The first and simplest data-mining algorithm is naive Bayes, which is extremely human-friendly and comprehensible. It showed that the hypothesis metrics do not correlate with real churners. The second method, Decision Trees, revealed that a few of my ideas were actually quite useful, but not enough to boost the prediction precision to the top.
Data Mining algorithms 101: Naive Bayes is great at preliminary dataset analysis and highlighting correlations between variables. Decision Tree reduces the dataset into distinct subsets, separating the churners from happy players. These methods are both human-readable, but quite different in their underlying math and practical value. Neural Network is essentially a black box capable of taking complex variable relations into account, and producing better predictions, at the cost of being completely opaque for the developer.
I brainstormed with the Aion team, and we had a great time discussing our newbie players -- who they are, how they play, and their distinct traits. We remembered how our friends and relatives first stepped into the game and how their experience was.
The result of this brainstorming session was a revised list of in-game factors affecting newbie gameplay (had she expanded the inventory size, bound the resurrection point, and used the speed movement scrolls?) and also the brilliant idea of measuring the general in-game activity of players.
We used the following metrics:
By that time, we had also completely revamped the ETL part (extraction, transformation, and loading of data) and our SQL engineer made a sophisticated SSIS-based game log processor, focused on scalability and the addition of new game events from logs. Given the gigabytes of logs available, it was essential that we be able to add a new hypothesis easily.
New data was loaded and processed, models examined and verified, and results analyzed. For the sake of simplicity, I won't post more lift charts, but instead only the refined results:
Level 9's anomalous high precision was game-related at the time of research, so disregard that data.
At this stage, our models improved their prediction power -- especially levels 2 to 4 -- but 6 to 8 are still way too bad. Such imprecise results are barely usable.
Decision Tree proves that general activity metrics are the key prediction factors. In a sense, playtime per level, mobs killed per level, and quests completed per level metrics comprised the core prediction power of our models. Other metrics contributed less than 5 percent to overall precision. Also, the Decision Tree was rather short, with only two or three branches, which means it lacked the relevant metrics. It was also a mystery to me why all three algorithms have variable precision/recall rates from level to level.

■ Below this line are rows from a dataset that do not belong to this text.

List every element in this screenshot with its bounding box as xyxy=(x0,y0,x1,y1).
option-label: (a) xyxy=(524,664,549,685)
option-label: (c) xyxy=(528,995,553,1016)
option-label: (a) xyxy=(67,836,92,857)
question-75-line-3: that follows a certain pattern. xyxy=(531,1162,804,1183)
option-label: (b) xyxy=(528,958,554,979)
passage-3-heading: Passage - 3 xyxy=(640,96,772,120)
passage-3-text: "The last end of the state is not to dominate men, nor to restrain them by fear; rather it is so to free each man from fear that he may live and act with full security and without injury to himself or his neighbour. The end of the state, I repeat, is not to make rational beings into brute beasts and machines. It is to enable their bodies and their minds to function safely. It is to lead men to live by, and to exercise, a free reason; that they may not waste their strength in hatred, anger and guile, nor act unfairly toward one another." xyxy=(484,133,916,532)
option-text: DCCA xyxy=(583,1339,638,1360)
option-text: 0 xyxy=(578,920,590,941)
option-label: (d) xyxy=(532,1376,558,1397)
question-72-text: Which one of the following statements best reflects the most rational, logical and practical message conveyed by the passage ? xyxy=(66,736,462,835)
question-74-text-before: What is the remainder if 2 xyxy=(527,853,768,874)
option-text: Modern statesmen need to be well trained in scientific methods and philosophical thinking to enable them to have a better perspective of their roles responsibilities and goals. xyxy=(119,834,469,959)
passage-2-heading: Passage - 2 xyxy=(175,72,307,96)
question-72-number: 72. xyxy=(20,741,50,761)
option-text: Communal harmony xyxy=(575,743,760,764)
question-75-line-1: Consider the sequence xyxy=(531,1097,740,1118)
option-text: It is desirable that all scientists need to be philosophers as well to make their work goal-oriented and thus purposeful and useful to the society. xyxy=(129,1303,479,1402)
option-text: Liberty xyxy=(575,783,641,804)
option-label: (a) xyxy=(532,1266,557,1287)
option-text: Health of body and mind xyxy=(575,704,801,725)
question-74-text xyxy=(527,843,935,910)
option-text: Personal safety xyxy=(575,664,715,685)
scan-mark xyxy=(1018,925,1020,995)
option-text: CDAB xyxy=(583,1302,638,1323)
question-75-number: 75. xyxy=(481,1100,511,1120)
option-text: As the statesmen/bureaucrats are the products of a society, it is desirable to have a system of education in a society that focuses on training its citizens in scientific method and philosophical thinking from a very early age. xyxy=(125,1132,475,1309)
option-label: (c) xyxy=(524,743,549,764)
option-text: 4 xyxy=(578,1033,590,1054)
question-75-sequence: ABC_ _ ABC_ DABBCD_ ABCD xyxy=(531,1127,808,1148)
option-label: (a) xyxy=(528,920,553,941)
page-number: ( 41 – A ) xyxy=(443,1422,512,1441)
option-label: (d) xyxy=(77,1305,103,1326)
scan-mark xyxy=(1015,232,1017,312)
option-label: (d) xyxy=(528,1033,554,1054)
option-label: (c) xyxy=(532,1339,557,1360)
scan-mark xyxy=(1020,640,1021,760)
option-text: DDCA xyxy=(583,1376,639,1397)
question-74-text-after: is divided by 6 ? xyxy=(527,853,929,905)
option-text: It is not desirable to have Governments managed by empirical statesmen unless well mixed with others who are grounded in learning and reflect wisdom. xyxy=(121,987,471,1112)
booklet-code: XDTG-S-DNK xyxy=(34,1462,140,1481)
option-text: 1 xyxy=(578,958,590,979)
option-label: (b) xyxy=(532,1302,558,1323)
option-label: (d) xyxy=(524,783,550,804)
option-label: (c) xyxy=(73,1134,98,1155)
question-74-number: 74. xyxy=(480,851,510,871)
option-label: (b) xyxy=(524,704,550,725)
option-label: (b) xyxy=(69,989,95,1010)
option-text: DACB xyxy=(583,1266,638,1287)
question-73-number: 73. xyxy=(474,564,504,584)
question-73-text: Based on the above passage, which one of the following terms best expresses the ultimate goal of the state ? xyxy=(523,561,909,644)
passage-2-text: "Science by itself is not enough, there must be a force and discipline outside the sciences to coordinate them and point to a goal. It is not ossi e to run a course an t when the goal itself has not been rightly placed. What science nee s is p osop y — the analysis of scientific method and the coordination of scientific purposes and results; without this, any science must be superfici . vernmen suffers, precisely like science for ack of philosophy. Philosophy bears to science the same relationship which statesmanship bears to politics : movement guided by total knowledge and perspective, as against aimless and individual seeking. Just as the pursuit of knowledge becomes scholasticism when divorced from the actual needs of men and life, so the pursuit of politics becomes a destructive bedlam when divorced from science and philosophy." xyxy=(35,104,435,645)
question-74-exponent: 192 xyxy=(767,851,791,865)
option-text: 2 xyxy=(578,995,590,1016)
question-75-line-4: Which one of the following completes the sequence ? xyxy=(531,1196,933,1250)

Phase 2 Result: We've achieved considerable success with general activity metrics, as opposed to specific game content-related ones. While precision is still not acceptable, we've found the right method for analysis, using Bayes first and Tree afterwards.
Inspired by visible improvements in the data mining results, I set up three development vectors: more general activity metrics, more game-specific metrics, and a deeper learning of the Microsoft BI tools.

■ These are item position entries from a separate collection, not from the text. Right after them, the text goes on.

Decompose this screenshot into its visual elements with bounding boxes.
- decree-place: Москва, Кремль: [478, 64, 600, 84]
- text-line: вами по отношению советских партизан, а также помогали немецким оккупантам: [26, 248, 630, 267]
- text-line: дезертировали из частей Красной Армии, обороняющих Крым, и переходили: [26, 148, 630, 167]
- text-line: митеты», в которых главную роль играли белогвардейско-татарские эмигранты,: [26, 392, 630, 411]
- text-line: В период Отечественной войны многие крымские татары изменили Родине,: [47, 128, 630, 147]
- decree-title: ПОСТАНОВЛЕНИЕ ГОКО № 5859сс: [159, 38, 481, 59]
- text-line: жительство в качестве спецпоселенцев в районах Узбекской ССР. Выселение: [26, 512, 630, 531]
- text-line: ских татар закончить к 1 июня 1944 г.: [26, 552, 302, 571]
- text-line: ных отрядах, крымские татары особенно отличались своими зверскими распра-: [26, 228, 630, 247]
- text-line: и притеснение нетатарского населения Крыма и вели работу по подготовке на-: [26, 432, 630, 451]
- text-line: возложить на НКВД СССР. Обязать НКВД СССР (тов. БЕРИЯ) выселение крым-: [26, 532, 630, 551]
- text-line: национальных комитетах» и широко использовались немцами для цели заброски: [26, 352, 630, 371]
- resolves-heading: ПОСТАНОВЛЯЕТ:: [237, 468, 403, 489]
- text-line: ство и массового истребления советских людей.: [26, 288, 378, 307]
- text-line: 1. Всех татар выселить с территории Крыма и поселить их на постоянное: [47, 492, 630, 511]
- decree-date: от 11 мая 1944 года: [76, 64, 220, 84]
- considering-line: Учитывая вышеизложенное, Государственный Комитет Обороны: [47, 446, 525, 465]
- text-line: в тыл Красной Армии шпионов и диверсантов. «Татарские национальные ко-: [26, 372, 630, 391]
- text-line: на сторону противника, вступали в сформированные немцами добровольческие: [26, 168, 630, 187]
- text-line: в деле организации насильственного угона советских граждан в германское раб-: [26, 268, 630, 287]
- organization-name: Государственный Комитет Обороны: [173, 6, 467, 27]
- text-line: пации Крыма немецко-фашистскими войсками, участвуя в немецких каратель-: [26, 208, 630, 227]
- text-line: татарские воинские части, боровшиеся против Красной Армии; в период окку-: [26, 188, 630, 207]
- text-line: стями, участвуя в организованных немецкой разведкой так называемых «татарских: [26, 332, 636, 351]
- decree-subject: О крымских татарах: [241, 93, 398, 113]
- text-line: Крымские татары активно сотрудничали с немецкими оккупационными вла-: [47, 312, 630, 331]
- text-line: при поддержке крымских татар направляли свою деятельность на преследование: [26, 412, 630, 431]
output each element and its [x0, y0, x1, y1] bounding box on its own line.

Experimenting with general activity, we finally settled on the silver bullets:
Those metrics accounted for massive increase in recall rate (thus fewer false positives, which is great news!) Decision Tree finally started branching like there is no tomorrow. We also saw the unification of different data-mining algorithms for all levels, a good sign that the prediction process was stabilizing, and becoming less random. Naive Bayes was lagging behind the Tree and Neural by a whopping 10 percent in precision.
New individual metrics actually were quite a pain to manage. Manual segmentation for auto-attack use involved some math, and things like 75th percentile calculation in SQL queries. But we normalized the data, allowing us to compare the different game classes; the data mining models received category index data instead of just raw data. Normalized and indexed new individual metrics added a solid 3 to 4 percent to overall prediction power.
Combat 101: In online games, characters fight with skills and abilities. Auto-attack is the most basic, free action. Experienced players use all skills available and their auto-attack percentage will be lower -- although game and class mechanics heavily influence this metric. In Aion, the median for mage is at 5 percent while the fighter is at 70 percent, and even within a single class, the standard deviation is still high.
The next move was reading the book Data Mining with Microsoft SQL Server 2008 in search of tips and tricks for working with analysis services. The book itself was helpful for explaining the intricacies of Decision Tree fine-tuning, but it also led me to realize the importance of correct data discretization.
In the example above, we've manually achieved discretization of the auto-attack metric. The moment I started tinkering with the data, it became obvious that SQL Server's automated discretization could and should be fine-tuned. Manually tuning the number of buckets heavily affects the Tree's shape and precision (and that of other models too, for sure -- but for the Tree, changes are most visible).
I've spent a whole week of my life tuning each of the 30+ dimensions for each of the nine mining structures (one structure per game level; nine levels total). Experimenting with the buckets revealed some interesting patterns, and the difference between seven and eight buckets could easily be a whopping 2 percent precision increase. For example, the mobs killed bucket count was settled at 20, total playtime at 12, and playtime per level at 7.
Fine-tuning yielded a great decrease in false positives, and boosted the Tree up to the numbers for Neural Net:
Phase 3 Result: Finally, we've got some decent figures, and we've also gathered a lot of interesting data about our players.